Sunday 18 October 2009

Wigan 1 - 1 City

  • I've said this a few times before: our success this season will be determined by our performance on the battlefields of the bottom half. It was the standout failure of last season: losses at Wigan, Stoke, Bolton, Portsmouth, Middlesbrough and West Brom, draws at Blackburn, Hull and Newcastle and a solitary win at Sunderland. Six points from a possible thirty. And in that context today's point was good: we've now got seven from a possible nine and remain unbeaten in these games.
  • It was a good point in other ways too. To come from behind to draw is almost always good, to hang on to a point with ten men likewise. And Wigan aren't a terrible side either: they've beaten Chelsea already this season and won at Villa Park. Just ask yourself this: would previous City teams - and I don't just mean Pearce and Eriksson sides but even last season's - have come back and dug in for a point? Would they have maintained that point having gone down to ten men? Of course I want us to win every game: but today was proof that we are moving in the right direction.
  • And the performance was quite good. I thought that we were the better side in the first half and that we looked good for the win after Martin Petrov's equaliser. Obviously when down to ten men we looked less threatening but we defended well and still had one or two good attacking moves. We still have a lot of improving left to do - in attack and defence - but given first team absences and other things I have already covered we did well.
  • One issue that stands out is how Stephen Ireland gets back into the team. With Hughes' clear preference for a cavalier 4-4-2 with two wingers, the two central midfielders have to bear a serious weight. And a Barry/de Jong pairing is much more able to bear that weight than Barry/Ireland. Ireland came on today and played on the right.
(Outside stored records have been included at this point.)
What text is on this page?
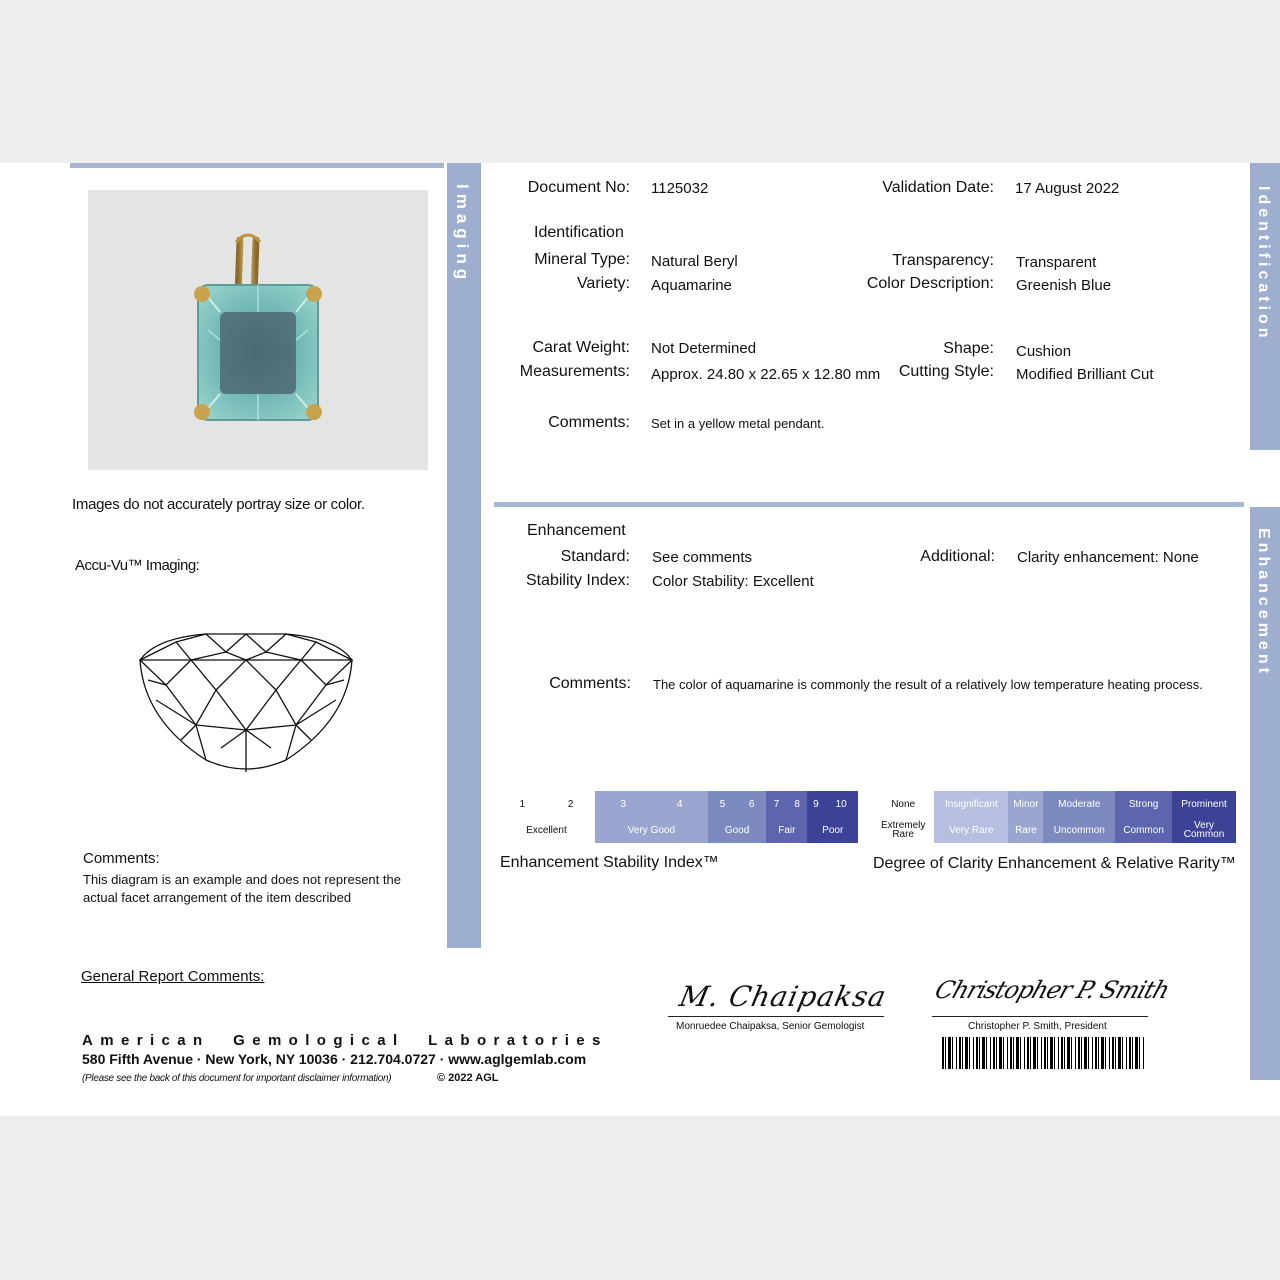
Imaging
Images do not accurately portray size or color.
Accu-Vu™ Imaging:
Comments:
This diagram is an example and does not represent the
actual facet arrangement of the item described
Identification
Document No: 1125032	Validation Date: 17 August 2022
Identification
Mineral Type: Natural Beryl
Variety: Aquamarine
Transparency: Transparent
Color Description: Greenish Blue
Carat Weight: Not Determined
Measurements: Approx. 24.80 x 22.65 x 12.80 mm
Shape: Cushion
Cutting Style: Modified Brilliant Cut
Comments: Set in a yellow metal pendant.
Enhancement
Enhancement
Standard: See comments
Stability Index: Color Stability: Excellent
Additional: Clarity enhancement: None
Comments: The color of aquamarine is commonly the result of a relatively low temperature heating process.
1	2	3	4	5	6	7	8	9	10
Excellent		Very Good		Good		Fair		Poor	
Enhancement Stability Index™
None	Insignificant	Minor	Moderate	Strong	Prominent
Extremely
Rare	Very Rare	Rare	Uncommon	Common	Very
Common
Degree of Clarity Enhancement & Relative Rarity™
General Report Comments:
American Gemological Laboratories
580 Fifth Avenue · New York, NY 10036 · 212.704.0727 · www.aglgemlab.com
(Please see the back of this document for important disclaimer information)	© 2022 AGL
M. Chaipaksa
Monruedee Chaipaksa, Senior Gemologist
Christopher P. Smith
Christopher P. Smith, President
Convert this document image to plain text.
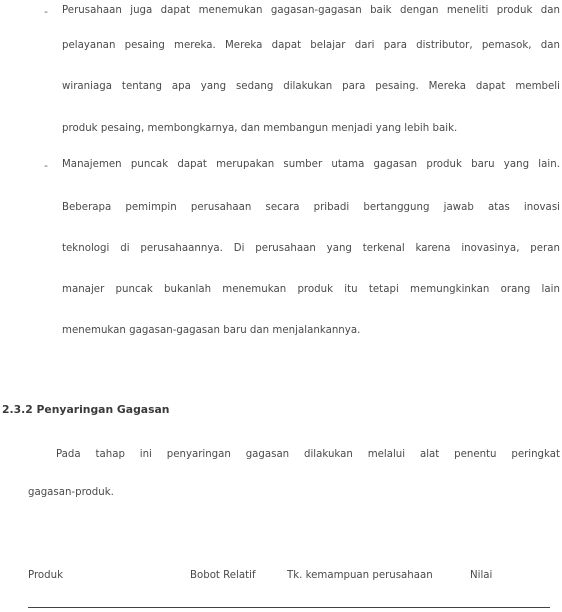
- Perusahaan juga dapat menemukan gagasan-gagasan baik dengan meneliti produk dan
pelayanan pesaing mereka. Mereka dapat belajar dari para distributor, pemasok, dan
wiraniaga tentang apa yang sedang dilakukan para pesaing. Mereka dapat membeli
produk pesaing, membongkarnya, dan membangun menjadi yang lebih baik.
- Manajemen puncak dapat merupakan sumber utama gagasan produk baru yang lain.
Beberapa pemimpin perusahaan secara pribadi bertanggung jawab atas inovasi
teknologi di perusahaannya. Di perusahaan yang terkenal karena inovasinya, peran
manajer puncak bukanlah menemukan produk itu tetapi memungkinkan orang lain
menemukan gagasan-gagasan baru dan menjalankannya.
2.3.2 Penyaringan Gagasan
Pada tahap ini penyaringan gagasan dilakukan melalui alat penentu peringkat
gagasan-produk.
Produk	Bobot Relatif	Tk. kemampuan perusahaan	Nilai
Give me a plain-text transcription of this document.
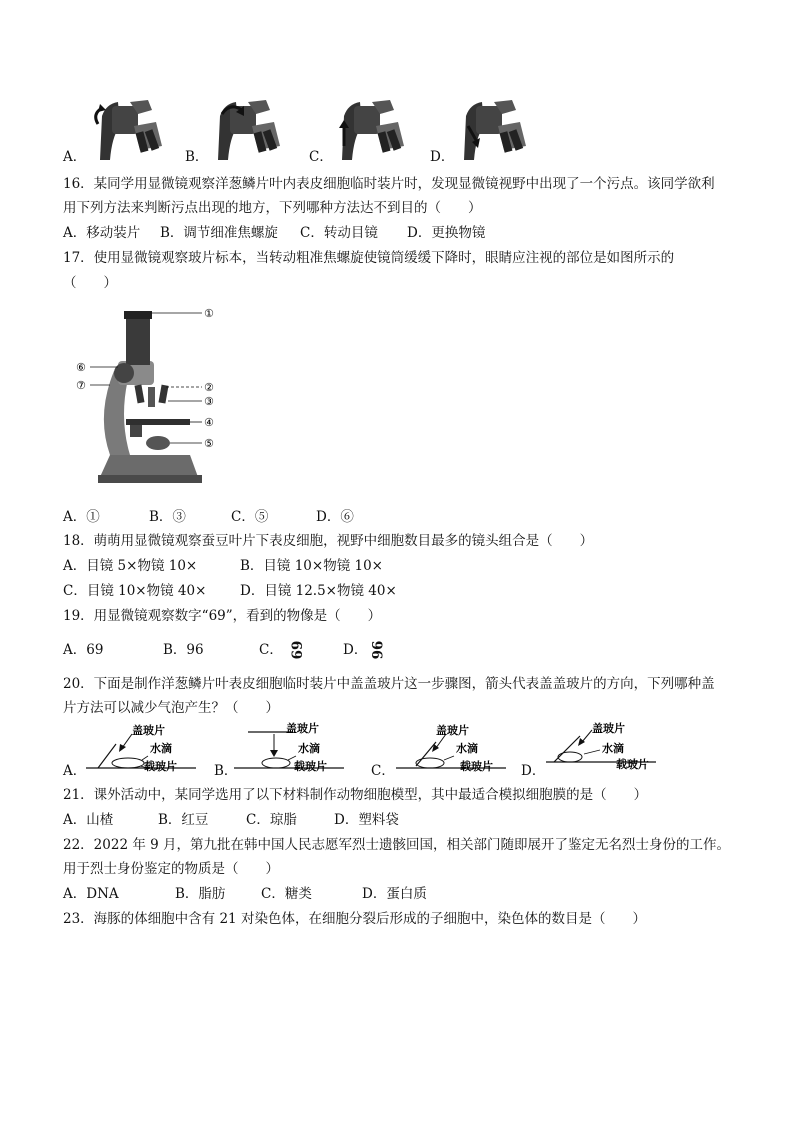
A．	B．	C．	D．
16．某同学用显微镜观察洋葱鳞片叶内表皮细胞临时装片时，发现显微镜视野中出现了一个污点。该同学欲利
用下列方法来判断污点出现的地方，下列哪种方法达不到目的（　　）
A．移动装片 B．调节细准焦螺旋 C．转动目镜 D．更换物镜
17．使用显微镜观察玻片标本，当转动粗准焦螺旋使镜筒缓缓下降时，眼睛应注视的部位是如图所示的
（　　）
①
②
③
④
⑤
⑥
⑦
A．①	B．③	C．⑤	D．⑥
18．萌萌用显微镜观察蚕豆叶片下表皮细胞，视野中细胞数目最多的镜头组合是（　　）
A．目镜 5×物镜 10×	B．目镜 10×物镜 10×
C．目镜 10×物镜 40× D．目镜 12.5×物镜 40×
19．用显微镜观察数字“69”，看到的物像是（　　）
A．69	B．96	C． 69	D． 96
20．下面是制作洋葱鳞片叶表皮细胞临时装片中盖盖玻片这一步骤图，箭头代表盖盖玻片的方向，下列哪种盖
片方法可以减少气泡产生？（　　）
A．
盖玻片
水滴
载玻片	B．
盖玻片
水滴
载玻片	C．
盖玻片
水滴
载玻片 D．
盖玻片
水滴
载玻片
21．课外活动中，某同学选用了以下材料制作动物细胞模型，其中最适合模拟细胞膜的是（　　）
A．山楂	B．红豆	C．琼脂	D．塑料袋
22．2022 年 9 月，第九批在韩中国人民志愿军烈士遗骸回国，相关部门随即展开了鉴定无名烈士身份的工作。
用于烈士身份鉴定的物质是（　　）
A．DNA	B．脂肪	C．糖类	D．蛋白质
23．海豚的体细胞中含有 21 对染色体，在细胞分裂后形成的子细胞中，染色体的数目是（　　）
That may be the best position for him in the current system.
  • It's testament to our big new squad that we put out such a strong eighteen today despite key injuries to Robinho, Craig Bellamy, Kolo Touré (and Nedum Onuoha who would presumably have started alongside Lescott). Our bench today was magnificent. For this fixture last year we had a bench of Kasper Schmeichel, Michael Ball, Tal Ben Haim, Dietmar Hamann, Gelson Fernandes, Danny Sturridge and Ched Evans.

2 comments:

TPB said...

A very good point in the circumstances. I doubt Arsenal, Liverpool, United and Spurs will all go there and win - if they do, it won't be from behind or when they're down to 10 men.

. said...

Yep, I'll take it, its been a pretty gruelling month, what with 3 away games and the international break. I lookforward to Fulham at home and Brum away with optimism.